DATE: Tuesday, Sep 29, 2009
TIME: 3:30 pm
PLACE: Council Room (SITE 5-084)
TITLE: Bioinformatics Enrichment Analysis by Attachment of Annotations
PRESENTER: Mikhail Jiline
University of Ottawa
ABSTRACT:

Extracting structured and compact knowledge from massive amounts of experimental data is a major challenge for bioinformatics. Numbers of algorithms and tools have been developed to process experimental information from high-throughput experiments. Current approaches to the processing of high-throughput experiment data consist of two stages: primary and secondary. The primary processing stage involves normalization, conversion and filtering of the raw experimental data.
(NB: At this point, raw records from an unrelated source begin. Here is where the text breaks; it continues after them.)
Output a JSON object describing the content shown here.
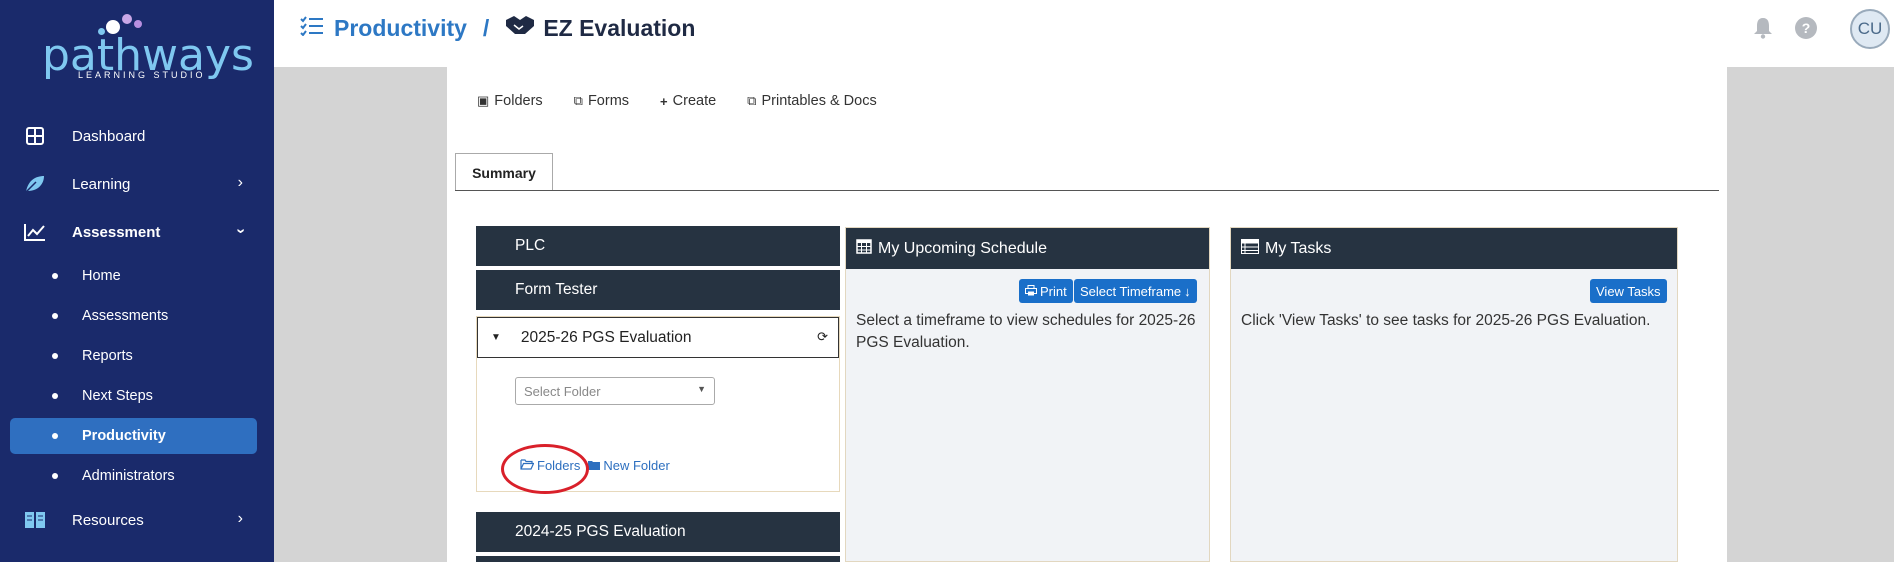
{
  "sidebar": {
    "logo_text": "pathways",
    "logo_sub": "LEARNING STUDIO",
    "items": [
      {
        "label": "Dashboard"
      },
      {
        "label": "Learning"
      },
      {
        "label": "Assessment"
      },
      {
        "label": "Resources"
      }
    ],
    "sub_items": [
      {
        "label": "Home"
      },
      {
        "label": "Assessments"
      },
      {
        "label": "Reports"
      },
      {
        "label": "Next Steps"
      },
      {
        "label": "Productivity"
      },
      {
        "label": "Administrators"
      }
    ]
  },
  "header": {
    "crumb_parent": "Productivity",
    "crumb_sep": "/",
    "crumb_current": "EZ Evaluation",
    "avatar": "CU"
  },
  "toolbar": {
    "folders": "Folders",
    "forms": "Forms",
    "create": "Create",
    "printables": "Printables & Docs"
  },
  "tab": {
    "summary": "Summary"
  },
  "folders": {
    "plc": "PLC",
    "form_tester": "Form Tester",
    "eval_current": "2025-26 PGS Evaluation",
    "select_placeholder": "Select Folder",
    "folders_link": "Folders",
    "new_folder_link": "New Folder",
    "eval_prev": "2024-25 PGS Evaluation"
  },
  "schedule": {
    "title": "My Upcoming Schedule",
    "print": "Print",
    "select_timeframe": "Select Timeframe",
    "text": "Select a timeframe to view schedules for 2025-26 PGS Evaluation."
  },
  "tasks": {
    "title": "My Tasks",
    "view_tasks": "View Tasks",
    "text": "Click 'View Tasks' to see tasks for 2025-26 PGS Evaluation."
  },
  "colors": {
    "sidebar": "#1a2a6b",
    "active": "#2f6fc0",
    "dark_bar": "#263341",
    "button": "#1a6fc9",
    "highlight_circle": "#d9202a"
  }
}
The secondary stage is set to structure and condense the results of large-scale experiments making them assessable by a human expert.
In this work we concentrate on enrichment analysis algorithms used at the secondary stage of data processing. We propose a novel approach to the bioinformatics enrichment tools which allows us to discover and analyze statistical fluctuations of complex combinations of annotation terms and annotation term relations. The approach is based on the application of Inductive Logic Programming (ILP) to discover potentially enriched annotation concepts. The annotation information is represented as first order logic statements. The discovery process is formulated as an ILP classification problem, where the resulting set of rules represents detected annotation concepts. Statistical analysis is consequently used to establish enrichment scores of annotation terms and concepts. Based on the scores and given output threshold annotation terms and concepts are sorted and filtered.